Police & Crime Commissioner for Cheshire, David Keane, is calling on the communities of Cheshire to have their say on the future of the force, as the region gears up for a potentially 'woeful' flat cash settlement from the Government.
Although the provisional settlement for Cheshire’s police force for 2018/19 and beyond won’t be known until later this month, the Police & Crime Commissioner has a statutory duty to consult with the people of Cheshire on future funding through the police precept (this is one component of homeowners’ annual council tax bills, which also include local authority, fire and parish council tax).
Reports are suggesting that the Government is intending to release the usual cap on precept charges nationally. This would mean that, whilst putting the burden of police funding increasingly on local taxpayers, it could allow Cheshire Police to go a long way to maintaining police numbers. In anticipation people and businesses in communities across Cheshire are being invited to give an indication whether they would be prepared to support a five per cent increase in the precept (18p a week), rather than the 3 per cent maximum currently allowed by Government.
Throughout December and January, the Police & Crime Commissioner is issuing a rallying cry to the people of Cheshire to help shape the debate around essential funding required to protect frontline officers and PCSOs and to deliver on their priorities for the force.

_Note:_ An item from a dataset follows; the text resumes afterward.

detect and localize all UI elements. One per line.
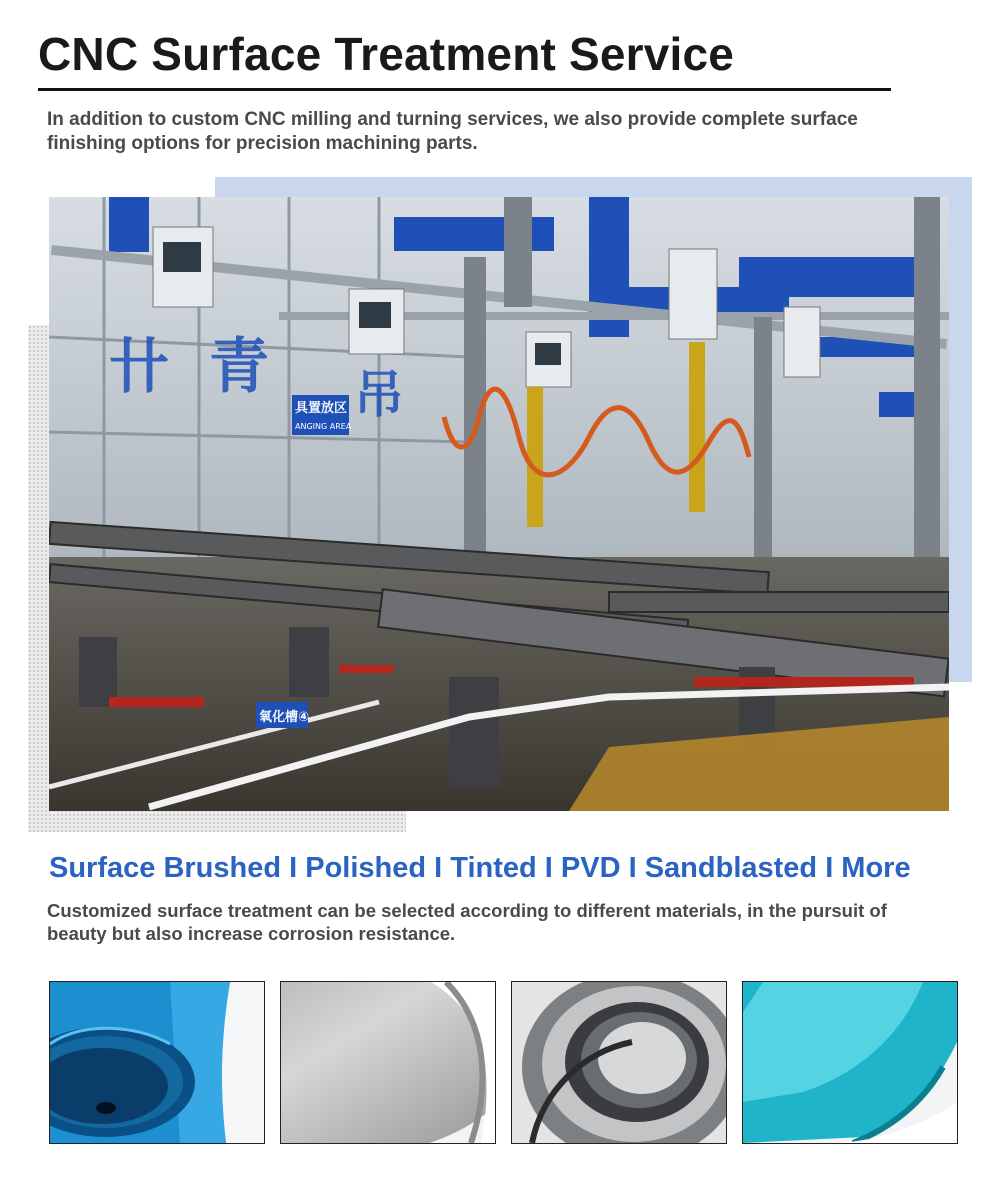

In November, he wrote an open letter challenging the Chancellor to give the Cheshire force fairer funding. In his letter, David outlined the severe pressures being faced by the force as part of a series of efficiency drives.
The people of Cheshire will be consulted on two potential options for the future of the force: either a reduction of some 80 frontline officers and PCSOs – the neighbourhood policing Cheshire people tell us is so important for them – or increasing the funding the force receives through the precept, by around 18p per week for the average home.
David said: “When it comes to telling me their policing priorities, the people of Cheshire have spoken loudly and clearly. They want to see real neighbourhood policing; they want us to tackle new and emerging threats to our way of life; they want us to put victims first and to protect the most vulnerable members of our society; and they want us to prevent anti-social behaviour and disorder in their communities.
“They also want a police service fit-for-the-future and a service that is connected with, and accessible, to their local communities. This is something that I and everyone involved in Cheshire Police wants too. We want to be able to deliver a strong, visible and efficient force capable of managing current crime and emerging threats to our safety.
“Unfortunately if the Government does not give Cheshire Police a fair funding settlement, then, to put it bluntly, the thin blue line in our region could be stretched to breaking point and we will be forced to lose as many as 80 officers on our frontline or increase the precept.”
Over the past seven years, Cheshire Constabulary has made huge savings of more than £60 million. Analysis by the Police & Crime Commissioners Treasurers’ Society shows Cheshire Police has suffered a cash cut of 23 per cent since 2010 and a real terms cut of 37 per cent.
A flat cash settlement from the Government could mean that, over the next three years, Cheshire Police will need to find further savings of at least £13 million - around £4million in year one, £5million in year two and at least a further £4million in year three.
David said: “Combined, that’s over £73million worth of savings in just over a decade, which is quite simply unsustainable. By generating savings of more than £8million every year over the last seven years, we’re at a point now where more than 76 per cent of the police budget for Cheshire is spent on officer and staff pay. Added to that, we have had to fund ourselves 1 per cent of the recent 2 per cent pay award, so the financial burden is intensifying.
“The Constabulary has done an incredible job to find the savings it has by improving processes, finding efficiencies through stronger collaboration and by streamlining the estate to generate long-term savings. However, it has now exhausted nearly all of its options for efficiency savings."
Reports are suggesting that the Government is intending to release the usual cap on precept charges nationally. This would mean that, whilst putting the burden of police funding increasingly on local taxpayers, it could allow Cheshire Police to go a long way to maintaining police numbers.
We want the Government to share the burden, not simply pass it across to local people like it seems to be doing. But it’s important we gauge views on our future funding.
David said: "Raising the precept by as much as five per cent would obviously not be an easy option. We want the Government to share the burden, not simply pass it across to local people like it seems to be doing. But it’s important we gauge views on our future funding, and look at how we can continue to remain fully focused on efficiency whilst delivering on the policing priorities of the people of Cheshire, such as having a visible police presence in every ward in our communities."
Although the fate of force funding won’t be known in detail until later this month, the Police & Crime Commissioner’s Police Funding Consultation is required to take place in time for the budget and precept to be proposed on 31st January 2018. As a result, the consultation will take place between Thursday, 28th December 2017 and Wednesday, 24th January 2018.
People and businesses in communities across Cheshire are being invited to give an indication whether they would be prepared to support a five per cent increase in the precept, rather than the 3 per cent maximum currently allowed by Government.